Environmental impact assessment not needed for wind projects: panel
The government’s expert forest panel has given its approval to a 40 megawatt (MW) wind power project in Andhra Pradesh—on the basis of a single contested study on migratory birds—saying an environmental impact assessment (EIA) is unnecessary for wind projects. Its recommendation comes despite the wildlife division of the environment ministry advocating the need for an EIA.
This is not the first time the environment ministry’s forest advisory committee (FAC) has cleared a wind power project despite objections from other expert members. In June, the panel approved clearance of 297.38 hectares of forest land in Kutch district of Gujarat for a 400MW wind power project, overriding objections that it posed a risk to migratory birds that frequent the area in winters, as well as bats.
The present project was discussed in a meeting of the FAC on 17 August, whose minutes have been reviewed by Mint. The project involves diversion of 55.73 hectares of forest land in Ramagiri area of AP for establishing a 40MW wind power project.it had been referred to the FAC in Febru- ary 2012, but had failed to get the approval despite discussions by the forest panel in April 2012, July 2016, December 2016, and in March 2017.
In 2012, the FAC had sought a report assessing the impact of the proposed project on wildlife, especially birds and raptors and recommendations to minimize and prevent the impact. But no report was conducted by expert bodies suggested by FAC in four years.

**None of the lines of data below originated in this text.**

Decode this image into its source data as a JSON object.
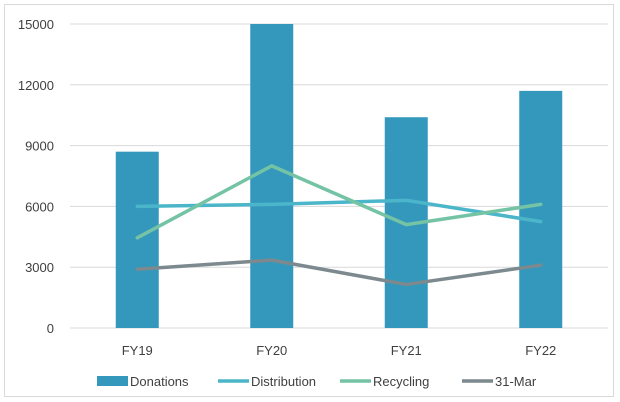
{
  "chart_data": {
    "type": "bar+line",
    "title": "",
    "xlabel": "",
    "ylabel": "",
    "categories": [
      "FY19",
      "FY20",
      "FY21",
      "FY22"
    ],
    "ylim": [
      0,
      15000
    ],
    "yticks": [
      "0",
      "3000",
      "6000",
      "9000",
      "12000",
      "15000"
    ],
    "grid": true,
    "legend": "bottom",
    "series": [
      {
        "name": "Donations",
        "kind": "bar",
        "color": "#3498bd",
        "values": [
          8700,
          15000,
          10400,
          11700
        ]
      },
      {
        "name": "Distribution",
        "kind": "line",
        "color": "#4bb6c9",
        "values": [
          6000,
          6100,
          6300,
          5250
        ]
      },
      {
        "name": "Recycling",
        "kind": "line",
        "color": "#73c3a4",
        "values": [
          4450,
          8000,
          5100,
          6100
        ]
      },
      {
        "name": "31-Mar",
        "kind": "line",
        "color": "#7c898e",
        "values": [
          2900,
          3350,
          2150,
          3100
        ]
      }
    ]
  }
}
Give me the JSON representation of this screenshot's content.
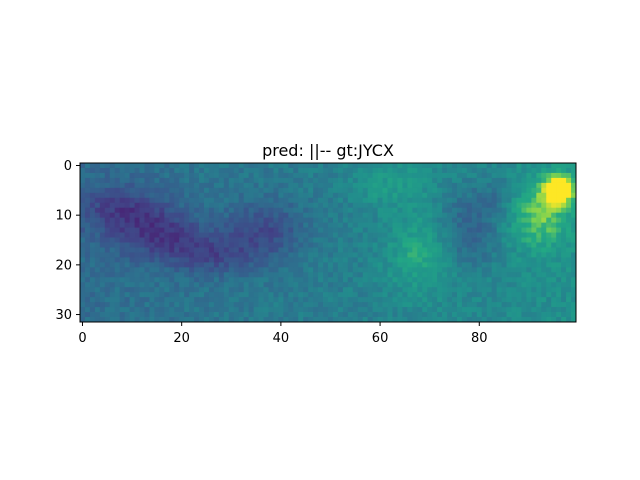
{
  "chart_data": {
    "type": "heatmap",
    "title": "pred: ||-- gt:JYCX",
    "xlabel": "",
    "ylabel": "",
    "cols": 100,
    "rows": 32,
    "xlim": [
      -0.5,
      99.5
    ],
    "ylim": [
      31.5,
      -0.5
    ],
    "x_ticks": [
      0,
      20,
      40,
      60,
      80
    ],
    "y_ticks": [
      0,
      10,
      20,
      30
    ],
    "grid": false,
    "colormap": "viridis",
    "features": [
      {
        "kind": "dark",
        "cx": 8,
        "cy": 9,
        "rx": 9,
        "ry": 5,
        "strength": 0.22
      },
      {
        "kind": "dark",
        "cx": 16,
        "cy": 14,
        "rx": 9,
        "ry": 5,
        "strength": 0.22
      },
      {
        "kind": "dark",
        "cx": 26,
        "cy": 18,
        "rx": 9,
        "ry": 4,
        "strength": 0.2
      },
      {
        "kind": "dark",
        "cx": 37,
        "cy": 13,
        "rx": 8,
        "ry": 6,
        "strength": 0.22
      },
      {
        "kind": "dark",
        "cx": 78,
        "cy": 13,
        "rx": 6,
        "ry": 8,
        "strength": 0.2
      },
      {
        "kind": "dark",
        "cx": 84,
        "cy": 6,
        "rx": 4,
        "ry": 4,
        "strength": 0.1
      },
      {
        "kind": "bright",
        "cx": 96,
        "cy": 5,
        "rx": 3,
        "ry": 3,
        "strength": 0.55
      },
      {
        "kind": "bright",
        "cx": 92,
        "cy": 10,
        "rx": 6,
        "ry": 7,
        "strength": 0.25
      },
      {
        "kind": "bright",
        "cx": 68,
        "cy": 18,
        "rx": 7,
        "ry": 8,
        "strength": 0.18
      },
      {
        "kind": "bright",
        "cx": 62,
        "cy": 4,
        "rx": 8,
        "ry": 5,
        "strength": 0.12
      }
    ]
  }
}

Finally in December 2016, the FAC considered a study conducted on the subject by Krishnadevaraya University (Ananthapur area of Andhra Pradesh) and asked one of the members of the then advisory panel, Dr. Deepak Apte, to examine it. According to the minutes, Apte found a series of shortcomings in the study.
For instance, the study, done in early monsoon season, claimed that the project area “does not come in the path of migratory birds” but Apte questioned, “How was this inferred without the study being conducted in winter and post-winter, which is when the migratory birds arrive and depart from the Indian region?” He also highlighted the study mentions species such as “common toad and cricket frog that are not found in India”. In a March meeting, the FAC asked the environment ministry’s wildlife division to examine the study and Apte’s comments, and recommend adequate mitigative measures that would be binding on the project’s proponent.
The wildlife division, instead of recommending mitigative measures, said that considering Apte’s comments, “we may suggest that EIA of proposed wind turbines be conducted by SACON (Salim Ali Centre for Ornithology and Natural History)”.
But FAC, in its latest meeting, disagreed with the wildlife division’s stand. It noted they feel the EIA “as recommended by wildlife division is not required for wind energy projects which produces green energy”.
Instead, the FAC recommended the proposal for in-principle approval.
The panel also said that “mitigation measures recommended by university of Krishnadevaraya (in) its report shall be complied with and monitored regularly”. This is despite Apte finding faults.
“The user agency shall also take all mitigation measures to avoid casualties of raptors/ birds/bats due to network of overhead power cables in consultation with institution having expertise on the subject and as recommended by the State forest and wildlife department from time to time,” the FAC directed.
The government’s expert forest panel also gave its approval to a 40MW wind power project in Andhra Pradesh.